Even Sony, Microsoft’s primary competitor in the console space and the makers of the PlayStation 5, reportedly only runs at a 9.5% profit margin. Through that lens, any video game company that’s honestly eyeing a consistent 30% is living in a dream world.

The new financial target reportedly came directly from Microsoft CFO Amy Hood in the fall of 2023, which marked the start of a series of big decisions and policy reversals at Xbox.

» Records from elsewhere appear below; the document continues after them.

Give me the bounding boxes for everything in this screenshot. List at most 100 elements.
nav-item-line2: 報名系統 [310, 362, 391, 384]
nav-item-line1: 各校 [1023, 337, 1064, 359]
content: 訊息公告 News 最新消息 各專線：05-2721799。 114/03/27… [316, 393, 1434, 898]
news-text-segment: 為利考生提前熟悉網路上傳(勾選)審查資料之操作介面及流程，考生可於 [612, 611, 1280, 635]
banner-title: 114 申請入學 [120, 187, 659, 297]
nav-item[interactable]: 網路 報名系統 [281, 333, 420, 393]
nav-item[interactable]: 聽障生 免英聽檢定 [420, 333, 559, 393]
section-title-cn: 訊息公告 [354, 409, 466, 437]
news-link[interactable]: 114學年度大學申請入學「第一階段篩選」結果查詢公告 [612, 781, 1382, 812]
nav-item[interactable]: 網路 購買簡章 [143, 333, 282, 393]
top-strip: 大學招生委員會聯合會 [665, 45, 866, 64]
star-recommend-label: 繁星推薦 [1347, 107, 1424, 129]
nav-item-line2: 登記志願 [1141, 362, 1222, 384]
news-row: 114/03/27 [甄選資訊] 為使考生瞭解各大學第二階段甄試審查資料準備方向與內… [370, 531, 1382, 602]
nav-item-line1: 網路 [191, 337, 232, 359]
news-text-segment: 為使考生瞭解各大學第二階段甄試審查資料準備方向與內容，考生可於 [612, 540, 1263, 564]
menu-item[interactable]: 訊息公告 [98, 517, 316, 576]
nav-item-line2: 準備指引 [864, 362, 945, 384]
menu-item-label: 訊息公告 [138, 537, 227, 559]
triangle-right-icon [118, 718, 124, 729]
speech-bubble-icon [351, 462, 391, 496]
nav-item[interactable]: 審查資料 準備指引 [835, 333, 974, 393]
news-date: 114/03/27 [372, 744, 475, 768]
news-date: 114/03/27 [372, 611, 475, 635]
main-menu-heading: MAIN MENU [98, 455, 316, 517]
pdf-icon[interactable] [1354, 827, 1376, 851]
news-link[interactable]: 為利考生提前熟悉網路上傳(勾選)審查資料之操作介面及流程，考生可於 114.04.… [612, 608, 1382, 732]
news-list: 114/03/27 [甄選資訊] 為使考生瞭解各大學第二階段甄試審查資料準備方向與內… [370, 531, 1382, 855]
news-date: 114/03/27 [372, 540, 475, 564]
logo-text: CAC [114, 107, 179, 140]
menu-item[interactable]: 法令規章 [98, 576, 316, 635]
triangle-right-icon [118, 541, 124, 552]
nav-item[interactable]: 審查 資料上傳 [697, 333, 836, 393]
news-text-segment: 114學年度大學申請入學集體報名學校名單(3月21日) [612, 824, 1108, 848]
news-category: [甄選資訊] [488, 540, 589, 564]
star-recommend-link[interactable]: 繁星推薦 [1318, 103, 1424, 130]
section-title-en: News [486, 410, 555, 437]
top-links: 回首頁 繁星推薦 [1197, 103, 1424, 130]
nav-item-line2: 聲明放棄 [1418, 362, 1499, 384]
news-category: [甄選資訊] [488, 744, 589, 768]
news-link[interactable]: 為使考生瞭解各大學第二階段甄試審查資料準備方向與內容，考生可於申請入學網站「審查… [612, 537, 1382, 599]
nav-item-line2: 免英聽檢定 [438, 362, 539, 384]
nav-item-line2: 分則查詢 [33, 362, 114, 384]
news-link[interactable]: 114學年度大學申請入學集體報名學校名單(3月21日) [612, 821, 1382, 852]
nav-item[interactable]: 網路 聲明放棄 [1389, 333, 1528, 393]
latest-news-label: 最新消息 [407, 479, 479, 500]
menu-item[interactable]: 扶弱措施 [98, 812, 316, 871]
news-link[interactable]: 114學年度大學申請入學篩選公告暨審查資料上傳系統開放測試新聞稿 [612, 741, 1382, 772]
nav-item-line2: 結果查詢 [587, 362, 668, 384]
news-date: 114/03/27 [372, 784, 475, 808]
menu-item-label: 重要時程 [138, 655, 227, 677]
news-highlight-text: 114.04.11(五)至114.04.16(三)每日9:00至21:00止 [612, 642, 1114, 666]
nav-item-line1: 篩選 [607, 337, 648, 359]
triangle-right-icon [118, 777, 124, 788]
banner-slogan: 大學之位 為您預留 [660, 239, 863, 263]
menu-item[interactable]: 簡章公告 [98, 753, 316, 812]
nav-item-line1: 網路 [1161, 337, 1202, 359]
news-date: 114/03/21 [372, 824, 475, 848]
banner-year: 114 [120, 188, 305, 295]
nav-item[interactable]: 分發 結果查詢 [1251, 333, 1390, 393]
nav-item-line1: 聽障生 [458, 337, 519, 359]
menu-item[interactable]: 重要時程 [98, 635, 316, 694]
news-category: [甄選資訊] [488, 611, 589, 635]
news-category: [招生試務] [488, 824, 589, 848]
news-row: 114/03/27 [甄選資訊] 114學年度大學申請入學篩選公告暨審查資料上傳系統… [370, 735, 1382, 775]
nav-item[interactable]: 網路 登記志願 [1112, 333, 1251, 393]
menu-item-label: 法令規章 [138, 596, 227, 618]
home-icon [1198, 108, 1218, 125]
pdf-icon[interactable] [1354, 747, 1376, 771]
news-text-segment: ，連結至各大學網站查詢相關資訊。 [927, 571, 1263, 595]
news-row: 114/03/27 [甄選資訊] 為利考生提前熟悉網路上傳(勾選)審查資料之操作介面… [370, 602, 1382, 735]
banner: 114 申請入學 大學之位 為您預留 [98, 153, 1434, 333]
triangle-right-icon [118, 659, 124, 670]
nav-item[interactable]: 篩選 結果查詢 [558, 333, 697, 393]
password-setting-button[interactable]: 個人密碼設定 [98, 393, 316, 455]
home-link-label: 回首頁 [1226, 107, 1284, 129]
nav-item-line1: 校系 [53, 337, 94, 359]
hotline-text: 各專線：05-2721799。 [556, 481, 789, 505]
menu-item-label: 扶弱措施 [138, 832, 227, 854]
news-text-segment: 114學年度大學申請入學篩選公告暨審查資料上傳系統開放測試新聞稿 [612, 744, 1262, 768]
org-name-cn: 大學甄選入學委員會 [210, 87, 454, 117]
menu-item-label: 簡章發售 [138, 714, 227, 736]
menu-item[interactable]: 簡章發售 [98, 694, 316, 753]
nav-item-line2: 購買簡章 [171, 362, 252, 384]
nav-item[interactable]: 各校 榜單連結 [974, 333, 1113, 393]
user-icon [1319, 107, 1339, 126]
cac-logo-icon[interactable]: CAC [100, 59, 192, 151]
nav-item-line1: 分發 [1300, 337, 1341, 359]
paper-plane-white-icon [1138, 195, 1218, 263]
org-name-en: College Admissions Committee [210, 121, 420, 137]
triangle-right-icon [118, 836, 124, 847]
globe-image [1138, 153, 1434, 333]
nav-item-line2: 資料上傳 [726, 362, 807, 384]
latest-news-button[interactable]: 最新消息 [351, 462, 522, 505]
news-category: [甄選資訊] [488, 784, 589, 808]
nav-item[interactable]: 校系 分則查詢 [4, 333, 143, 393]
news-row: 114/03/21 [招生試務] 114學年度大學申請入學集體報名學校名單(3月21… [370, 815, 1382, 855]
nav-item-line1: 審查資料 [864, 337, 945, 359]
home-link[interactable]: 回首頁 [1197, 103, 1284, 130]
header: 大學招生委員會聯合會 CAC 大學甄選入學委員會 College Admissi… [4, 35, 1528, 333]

Since then, Microsoft has drawn fire for multiple waves of layoffs; reorganized several subsidiaries such as Halo Studios; raised the base MSRP of the Xbox Series X twice so far this year; made moves to phase out physical media; officially ported many of its hit first- and third-party games to PlayStation and Switch; and canceled multiple highly-anticipated game projects such as Rare’s Everwild, a reboot of Perfect Dark, and ZeniMax’s MMO code-named Project Blackbird.

Earlier this month, Microsoft hiked the price of its Xbox Game Pass subscription service, claiming it was part of a significant “upgrade package.” Less relevantly to consumers, it has also allegedly raised the price of Xbox development kits by $500, blaming unspecified “macroeconomic” factors.

Some of that, to be fair, is due to circumstances outside Xbox’s control such as the ongoing chaos over tariffs. This year has been a rough time to be a hardware manufacturer.

Xbox is also apparently locked into at least one more console generation, according to recent interviews with Microsoft’s Sarah Bond. The phrase that keeps coming up is “very premium, very high-end curated experience.” If the recently-released Xbox Ally is any indication, the next-gen Xbox will be something more like an expensive, user-friendly Windows PC than what we’d currently recognize as a game console.

For a while now, though, Xbox has come off like its left hand doesn’t know what the right is doing, which made little sense in the wake of reports that the division was both growing and pulling in increased revenue. If it’s being forced to contend with unrealistic expectations from higher up at Microsoft, however, that would explain the overall sense of disorganization.

This is one of the most infamous types of “creative accounting” in the video game industry: issue an inflated revenue forecast, then blame developers/titles when their games fail to reach those numbers. Square Enix notoriously came under fire for this in the 2010s with releases like the 2013 reboot of Tomb Raider. It was a solid success (3.4 million copies sold), but its publisher wanted a blockbuster, so it regarded the game as a failure. History repeats.

In theory, Xbox ought to be one of the leading voices in video games as a hobby and medium right now, but it’s being forced to burn much of its time and effort in an attempt to meet a profit goal that no company on Earth could expect to reach.

If you’re inclined to believe the rumor that’s been in circulation in Seattle this year, that Microsoft’s current leadership would like to shut down Xbox entirely so it can use those resources for more AI research, this is more data for your theory.